Der dritte Durchgang war zunächst ausgeglichen. "Dann ist die Annahme völlig weg geknickt, es war ganz fürchterlich", so Tinnefeld. Oberaden holte den Durchgang. Auch der vierte Satz blieb zunächst offen, dann sorgten einige gute Blockaktionen dafür, das Phönix den Sack zumachen konnten. "Es war ein Arbeitssieg", meinte Tinnefeld.

VV Phönix Schwerte: Nina Abels, Nadine Frohn, Anika Klotz, Kathrin Koopmann, Kristin Köppen, Eva Pollmann, Jenny Golombek, Alexandra Wachowski, Saskia Spies.

SSV Meschede - SG Schwerte/Holzwickede 3:1 (25:20, 24:26, 25:13, 25:15)

"Zum Ende hin haben die uns richtig eingetütet", gesteht Trainer Peter Schramm nach dem Spiel gegen den SSV Meschede. Eigentlich hatte seine Mannschaft sich vorgenommen, besser als im Hinspiel abzuschneiden, doch auch diesmal hatte die Spielgemeinschaft das nachsehen.
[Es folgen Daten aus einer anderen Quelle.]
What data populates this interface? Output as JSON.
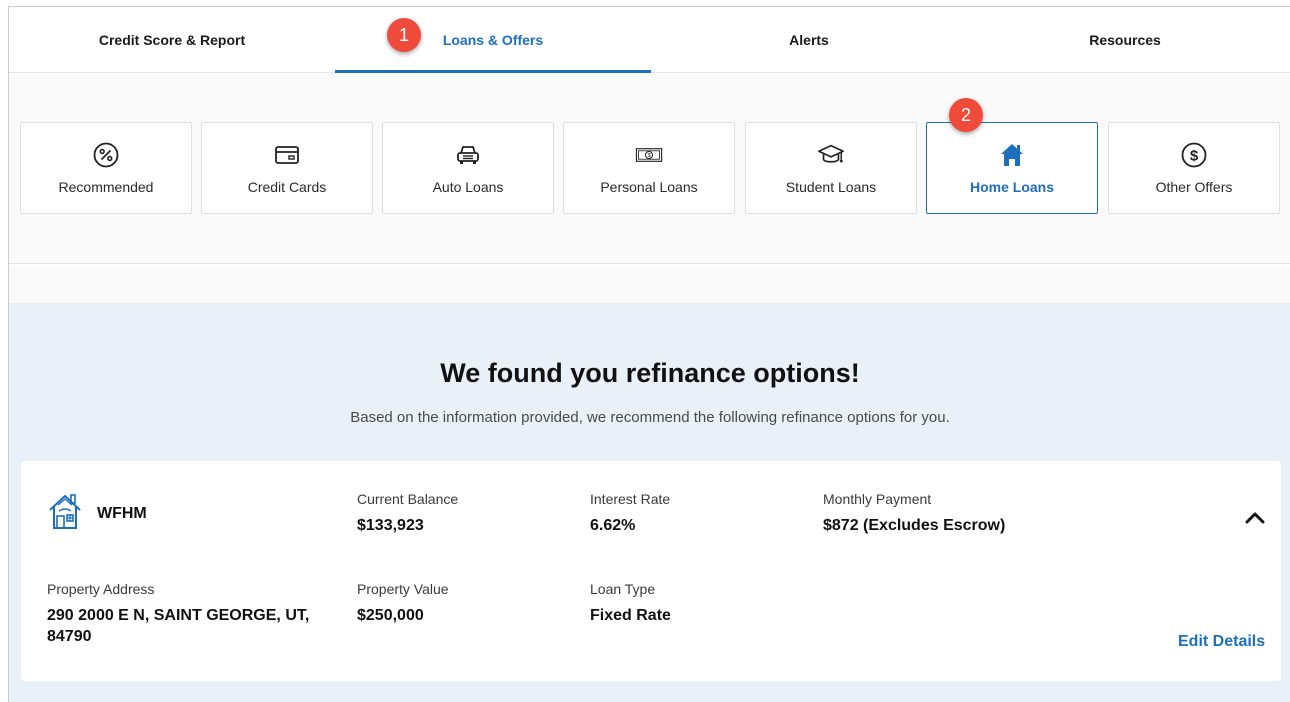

Die Ursache dafür sah Schramm auch darin, dass er neben Bea Harazd und Anni Thüs kurzfristig auch auf "Kiki" Maar verzichten musste, die wegen Krankheit nicht mit nach Meschede reiste. Mit nur acht Spielerinnen hatte die SG bei den angriffsstarken Meschederinnen keinen Erfolg. "Meschede ist meiner Ansicht nach das Team, was sich im Saisonverlauf am Besten weiterentwickelt hat", so der Trainer.

Bereits im ersten Durchgang dominierte der SSV. Nur im zweiten Durchgang holten die SG gegen Ende auf und punkteten knapp. "Das war die einzig richtig gute Phase im Spiel", so Schramm. Die beiden letzten Sätze der Partie gingen sogar sehr deutlich an die Gastgeberinnen.

SG Schwerte/Holzwickede: Kirsten Distelhoff, Carina Hoffmann, Lena Sauerländer, Sarah Gehrt, Heidi Schumacher, Miriam Schulte, Franziska Böse-Ribeiro, Bettina Grünewald.